In the heavily edited video distributed by the Pakistani military just before his release, he praised the professionalism of the Pakistani army and criticised Indian media for creating war hysteria.
“The army personnel saved me from the mob. The Pakistani army is very professional and I am impressed by it,” he said.
Omar Abdullah, a former chief minister of Jammu and Kashmir state, said the video tainted Pakistan’s gesture to return the pilot so quickly.
“Sadly the image you paint for us is marred terribly by the video he’s forced to record just before you sent him back,” Abdullah said on Twitter.

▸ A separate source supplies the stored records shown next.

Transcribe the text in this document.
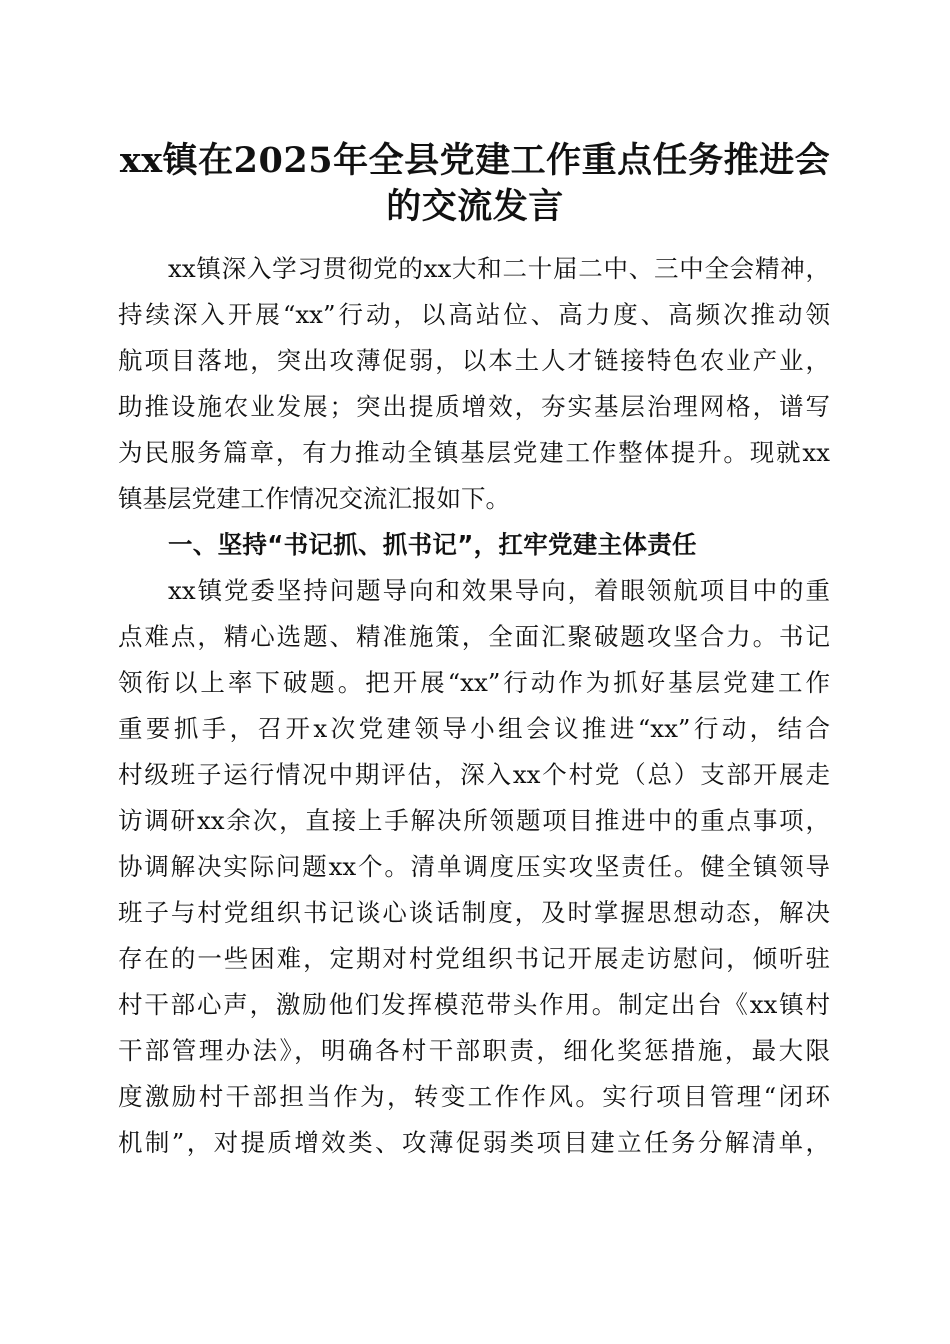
xx镇在2025年全县党建工作重点任务推进会
的交流发言
xx镇深入学习贯彻党的xx大和二十届二中、三中全会精神，
持续深入开展“xx”行动，以高站位、高力度、高频次推动领
航项目落地，突出攻薄促弱，以本土人才链接特色农业产业，
助推设施农业发展；突出提质增效，夯实基层治理网格，谱写
为民服务篇章，有力推动全镇基层党建工作整体提升。现就xx
镇基层党建工作情况交流汇报如下。
一、坚持“书记抓、抓书记”，扛牢党建主体责任
xx镇党委坚持问题导向和效果导向，着眼领航项目中的重
点难点，精心选题、精准施策，全面汇聚破题攻坚合力。书记
领衔以上率下破题。把开展“xx”行动作为抓好基层党建工作
重要抓手，召开x次党建领导小组会议推进“xx”行动，结合
村级班子运行情况中期评估，深入xx个村党（总）支部开展走
访调研xx余次，直接上手解决所领题项目推进中的重点事项，
协调解决实际问题xx个。清单调度压实攻坚责任。健全镇领导
班子与村党组织书记谈心谈话制度，及时掌握思想动态，解决
存在的一些困难，定期对村党组织书记开展走访慰问，倾听驻
村干部心声，激励他们发挥模范带头作用。制定出台《xx镇村
干部管理办法》，明确各村干部职责，细化奖惩措施，最大限
度激励村干部担当作为，转变工作作风。实行项目管理“闭环
机制”，对提质增效类、攻薄促弱类项目建立任务分解清单，
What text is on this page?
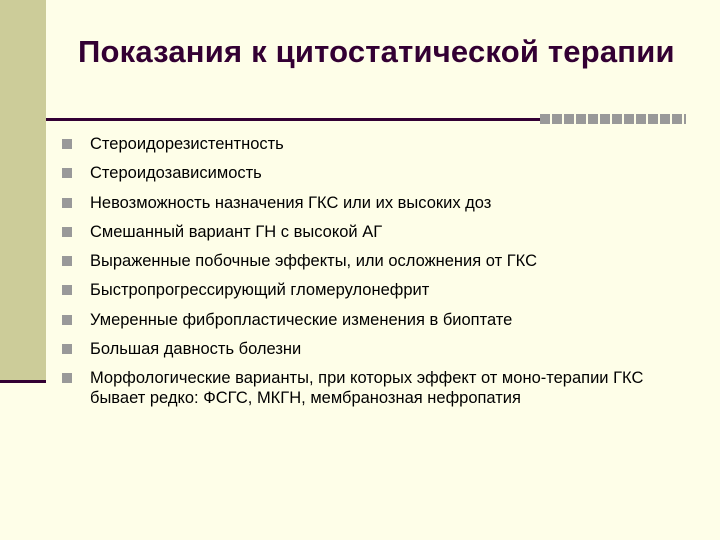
Показания к цитостатической терапии
Стероидорезистентность
Стероидозависимость
Невозможность назначения ГКС или их высоких доз
Смешанный вариант ГН с высокой АГ
Выраженные побочные эффекты, или осложнения от ГКС
Быстропрогрессирующий гломерулонефрит
Умеренные фибропластические изменения в биоптате
Большая давность болезни
Морфологические варианты, при которых эффект от моно-терапии ГКС бывает редко: ФСГС, МКГН, мембранозная нефропатия
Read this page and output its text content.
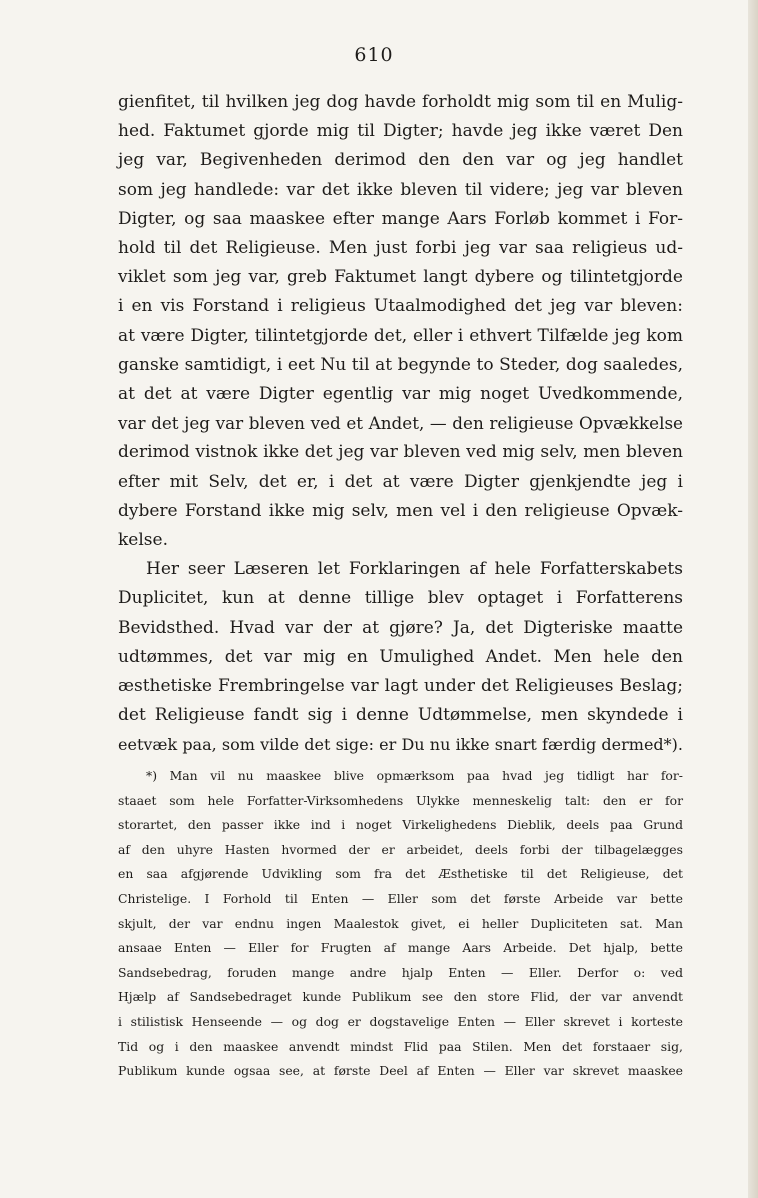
610
gienfitet, til hvilken jeg dog havde forholdt mig som til en Mulig-
hed. Faktumet gjorde mig til Digter; havde jeg ikke været Den
jeg var, Begivenheden derimod den den var og jeg handlet
som jeg handlede: var det ikke bleven til videre; jeg var bleven
Digter, og saa maaskee efter mange Aars Forløb kommet i For-
hold til det Religieuse. Men just forbi jeg var saa religieus ud-
viklet som jeg var, greb Faktumet langt dybere og tilintetgjorde
i en vis Forstand i religieus Utaalmodighed det jeg var bleven:
at være Digter, tilintetgjorde det, eller i ethvert Tilfælde jeg kom
ganske samtidigt, i eet Nu til at begynde to Steder, dog saaledes,
at det at være Digter egentlig var mig noget Uvedkommende,
var det jeg var bleven ved et Andet, — den religieuse Opvækkelse
derimod vistnok ikke det jeg var bleven ved mig selv, men bleven
efter mit Selv, det er, i det at være Digter gjenkjendte jeg i
dybere Forstand ikke mig selv, men vel i den religieuse Opvæk-
kelse.
Her seer Læseren let Forklaringen af hele Forfatterskabets
Duplicitet, kun at denne tillige blev optaget i Forfatterens
Bevidsthed. Hvad var der at gjøre? Ja, det Digteriske maatte
udtømmes, det var mig en Umulighed Andet. Men hele den
æsthetiske Frembringelse var lagt under det Religieuses Beslag;
det Religieuse fandt sig i denne Udtømmelse, men skyndede i
eetvæk paa, som vilde det sige: er Du nu ikke snart færdig dermed*).
*) Man vil nu maaskee blive opmærksom paa hvad jeg tidligt har for-
staaet som hele Forfatter-Virksomhedens Ulykke menneskelig talt: den er for
storartet, den passer ikke ind i noget Virkelighedens Dieblik, deels paa Grund
af den uhyre Hasten hvormed der er arbeidet, deels forbi der tilbagelægges
en saa afgjørende Udvikling som fra det Æsthetiske til det Religieuse, det
Christelige. I Forhold til Enten — Eller som det første Arbeide var bette
skjult, der var endnu ingen Maalestok givet, ei heller Dupliciteten sat. Man
ansaae Enten — Eller for Frugten af mange Aars Arbeide. Det hjalp, bette
Sandsebedrag, foruden mange andre hjalp Enten — Eller. Derfor o: ved
Hjælp af Sandsebedraget kunde Publikum see den store Flid, der var anvendt
i stilistisk Henseende — og dog er dogstavelige Enten — Eller skrevet i korteste
Tid og i den maaskee anvendt mindst Flid paa Stilen. Men det forstaaer sig,
Publikum kunde ogsaa see, at første Deel af Enten — Eller var skrevet maaskee
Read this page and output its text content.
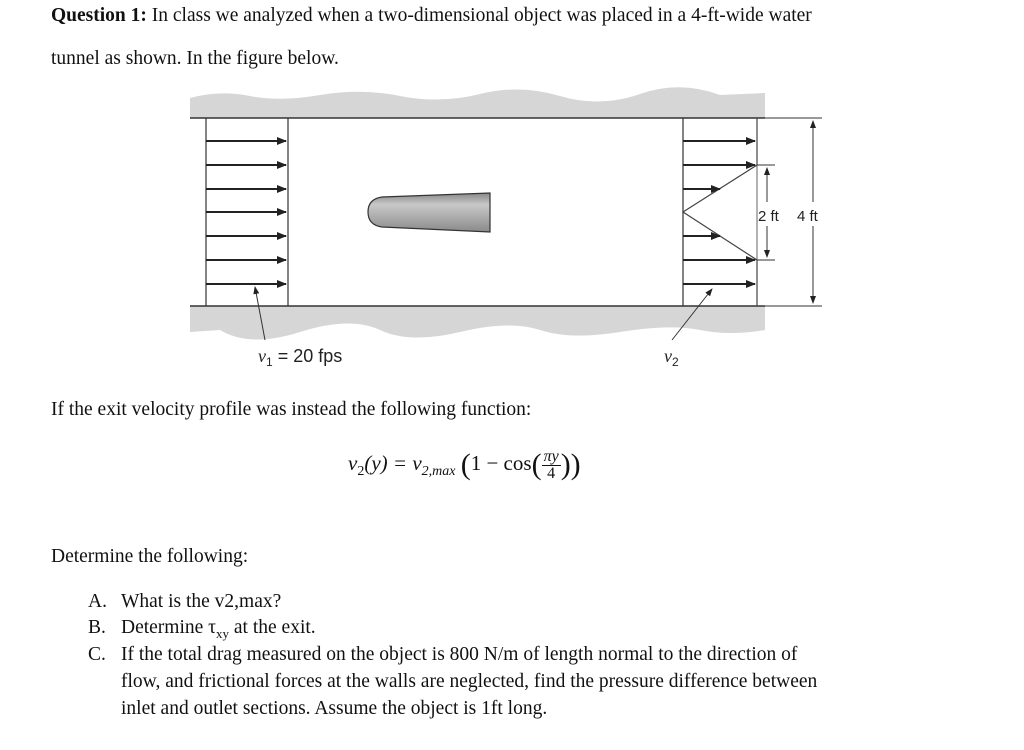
Question 1: In class we analyzed when a two-dimensional object was placed in a 4-ft-wide water
tunnel as shown. In the figure below.
2 ft 4 ft
$v_1 = 20$ fps	$v_2$
If the exit velocity profile was instead the following function:
$v_2(y) = v_{2,max}$ ($1 - \cos( \frac{\pi y}{4}$ ))
Determine the following:
A. What is the v2,max?
B. Determine $\tau_{xy}$ at the exit.
C. If the total drag measured on the object is 800 N/m of length normal to the direction of
flow, and frictional forces at the walls are neglected, find the pressure difference between
inlet and outlet sections. Assume the object is 1ft long.
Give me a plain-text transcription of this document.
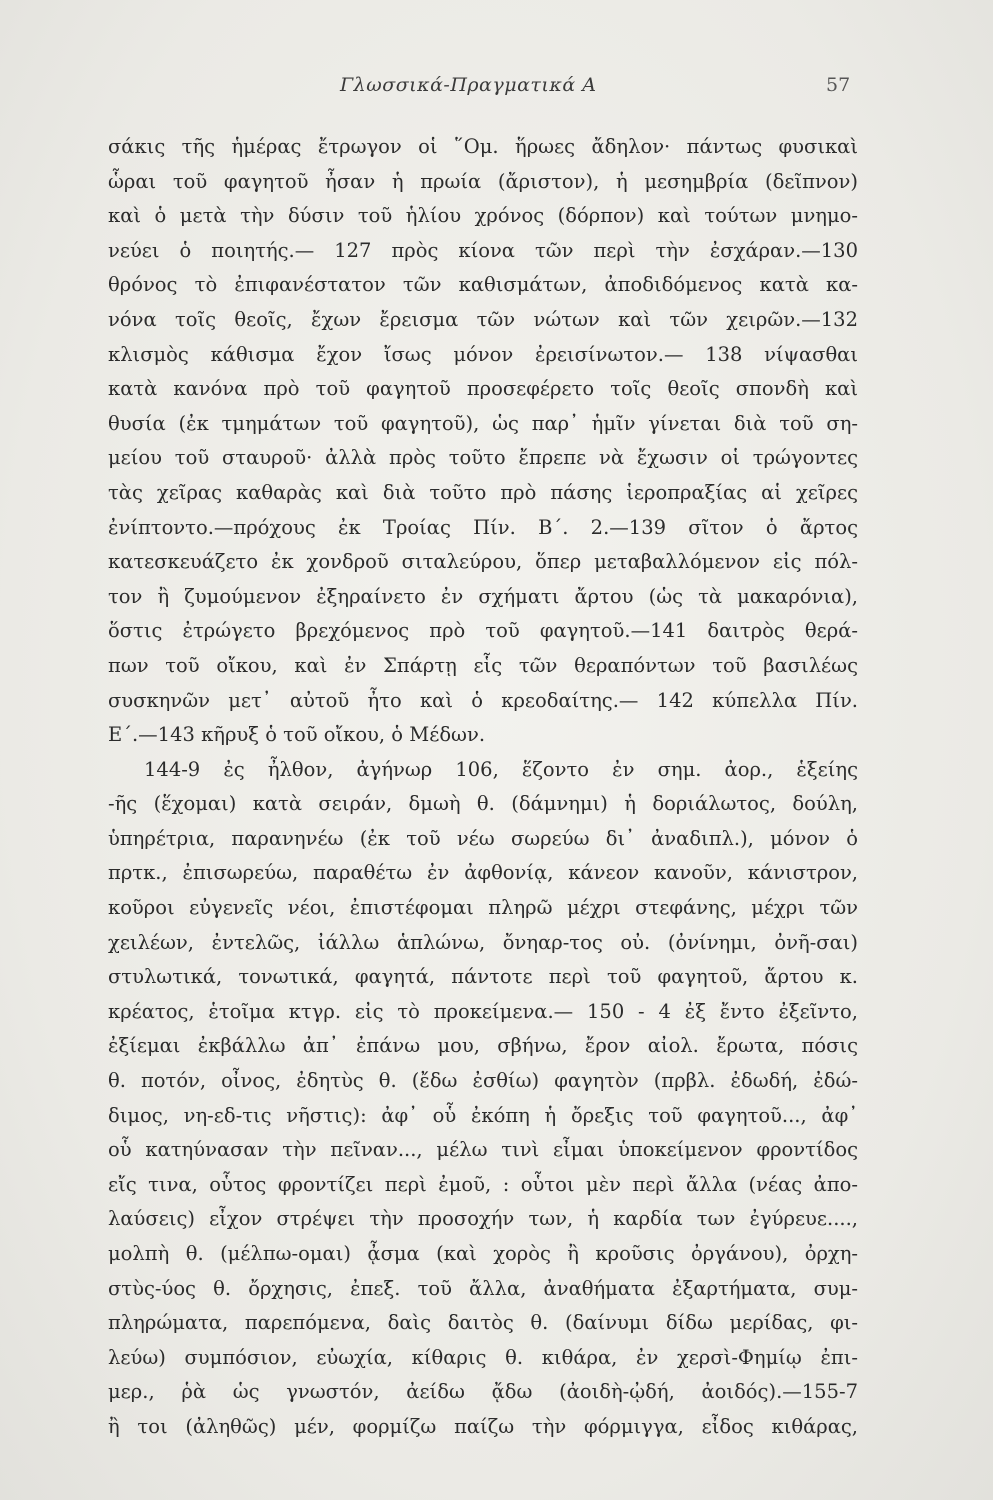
Γλωσσικά-Πραγματικά Α	57
σάκις τῆς ἡμέρας ἔτρωγον οἱ ῞Ομ. ἥρωες ἄδηλον· πάντως φυσικαὶ
ὧραι τοῦ φαγητοῦ ἦσαν ἡ πρωία (ἄριστον), ἡ μεσημβρία (δεῖπνον)
καὶ ὁ μετὰ τὴν δύσιν τοῦ ἡλίου χρόνος (δόρπον) καὶ τούτων μνημο-
νεύει ὁ ποιητής.— 127 πρὸς κίονα τῶν περὶ τὴν ἐσχάραν.—130
θρόνος τὸ ἐπιφανέστατον τῶν καθισμάτων, ἀποδιδόμενος κατὰ κα-
νόνα τοῖς θεοῖς, ἔχων ἔρεισμα τῶν νώτων καὶ τῶν χειρῶν.—132
κλισμὸς κάθισμα ἔχον ἴσως μόνον ἐρεισίνωτον.— 138 νίψασθαι
κατὰ κανόνα πρὸ τοῦ φαγητοῦ προσεφέρετο τοῖς θεοῖς σπονδὴ καὶ
θυσία (ἐκ τμημάτων τοῦ φαγητοῦ), ὡς παρ᾽ ἡμῖν γίνεται διὰ τοῦ ση-
μείου τοῦ σταυροῦ· ἀλλὰ πρὸς τοῦτο ἔπρεπε νὰ ἔχωσιν οἱ τρώγοντες
τὰς χεῖρας καθαρὰς καὶ διὰ τοῦτο πρὸ πάσης ἱεροπραξίας αἱ χεῖρες
ἐνίπτοντο.—πρόχους ἐκ Τροίας Πίν. Β΄. 2.—139 σῖτον ὁ ἄρτος
κατεσκευάζετο ἐκ χονδροῦ σιταλεύρου, ὅπερ μεταβαλλόμενον εἰς πόλ-
τον ἢ ζυμούμενον ἐξηραίνετο ἐν σχήματι ἄρτου (ὡς τὰ μακαρόνια),
ὅστις ἐτρώγετο βρεχόμενος πρὸ τοῦ φαγητοῦ.—141 δαιτρὸς θερά-
πων τοῦ οἴκου, καὶ ἐν Σπάρτῃ εἷς τῶν θεραπόντων τοῦ βασιλέως
συσκηνῶν μετ᾽ αὐτοῦ ἦτο καὶ ὁ κρεοδαίτης.— 142 κύπελλα Πίν.
Ε΄.—143 κῆρυξ ὁ τοῦ οἴκου, ὁ Μέδων.
144-9 ἐς ἦλθον, ἀγήνωρ 106, ἕζοντο ἐν σημ. ἀορ., ἑξείης
-ῆς (ἕχομαι) κατὰ σειράν, δμωὴ θ. (δάμνημι) ἡ δοριάλωτος, δούλη,
ὑπηρέτρια, παρανηνέω (ἐκ τοῦ νέω σωρεύω δι᾽ ἀναδιπλ.), μόνον ὁ
πρτκ., ἐπισωρεύω, παραθέτω ἐν ἀφθονίᾳ, κάνεον κανοῦν, κάνιστρον,
κοῦροι εὐγενεῖς νέοι, ἐπιστέφομαι πληρῶ μέχρι στεφάνης, μέχρι τῶν
χειλέων, ἐντελῶς, ἰάλλω ἁπλώνω, ὄνηαρ-τος οὐ. (ὀνίνημι, ὀνῆ-σαι)
στυλωτικά, τονωτικά, φαγητά, πάντοτε περὶ τοῦ φαγητοῦ, ἄρτου κ.
κρέατος, ἑτοῖμα κτγρ. εἰς τὸ προκείμενα.— 150 - 4 ἐξ ἔντο ἐξεῖντο,
ἐξίεμαι ἐκβάλλω ἀπ᾽ ἐπάνω μου, σβήνω, ἔρον αἰολ. ἔρωτα, πόσις
θ. ποτόν, οἶνος, ἐδητὺς θ. (ἔδω ἐσθίω) φαγητὸν (πρβλ. ἐδωδή, ἐδώ-
διμος, νη-εδ-τις νῆστις): ἀφ᾽ οὗ ἐκόπη ἡ ὄρεξις τοῦ φαγητοῦ..., ἀφ᾽
οὗ κατηύνασαν τὴν πεῖναν..., μέλω τινὶ εἶμαι ὑποκείμενον φροντίδος
εἴς τινα, οὗτος φροντίζει περὶ ἐμοῦ, : οὗτοι μὲν περὶ ἄλλα (νέας ἀπο-
λαύσεις) εἶχον στρέψει τὴν προσοχήν των, ἡ καρδία των ἐγύρευε....,
μολπὴ θ. (μέλπω-ομαι) ᾆσμα (καὶ χορὸς ἢ κροῦσις ὀργάνου), ὀρχη-
στὺς-ύος θ. ὄρχησις, ἐπεξ. τοῦ ἄλλα, ἀναθήματα ἐξαρτήματα, συμ-
πληρώματα, παρεπόμενα, δαὶς δαιτὸς θ. (δαίνυμι δίδω μερίδας, φι-
λεύω) συμπόσιον, εὐωχία, κίθαρις θ. κιθάρα, ἐν χερσὶ-Φημίῳ ἐπι-
μερ., ῥὰ ὡς γνωστόν, ἀείδω ᾄδω (ἀοιδὴ-ᾠδή, ἀοιδός).—155-7
ἢ τοι (ἀληθῶς) μέν, φορμίζω παίζω τὴν φόρμιγγα, εἶδος κιθάρας,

“That high moral ground you had bequeathed to yourselves slipped at the end.”
Indian media slammed the video as “distasteful” and said it breached international norms for prisoners of war.
“There is no peace without dignity and Pakistan just forgot that basic lesson in violation of Geneva convention,” wrote Rajdeep Sardesai, a top editor with the India Today group.
India’s feverish social media also slammed the video, which was tweeted by the Pakistan government but later taken off its official account.
Pakistan’s foreign ministry has insisted Abhinandan was “treated with dignity and in line with international law”.
Pakistani media praised the government for releasing the pilot. In the Express Tribune, lawyer Shahzaib Khan wrote that Pakistanis “have a reason to boast … the Prime Minister (Imran Khan) has done Pakistan proud by not engaging in chest thumping or war-mongering for political gain.”
Pakistan and India have fought two of their three wars over Kashmir since their independence from British rule in 1947.
India accuses Pakistan of arming and training the rebels and sending them into Indian-controlled Kashmir to launch attacks against government targets. Pakistan denies the charge, saying it provides moral and diplomatic support to Kashmiris fighting for right to self-determination.
Rebel groups have been fighting Indian rule since 1989 and demand that Kashmir be united either under Pakistani rule or as an independent country. Anti-India sentiment runs deep in the region, and most people support the rebels' cause against Indian rule while also participating in civilian street protests against Indian control.
Nearly 70,000 people have been killed in the uprising and the ensuing Indian military crackdown.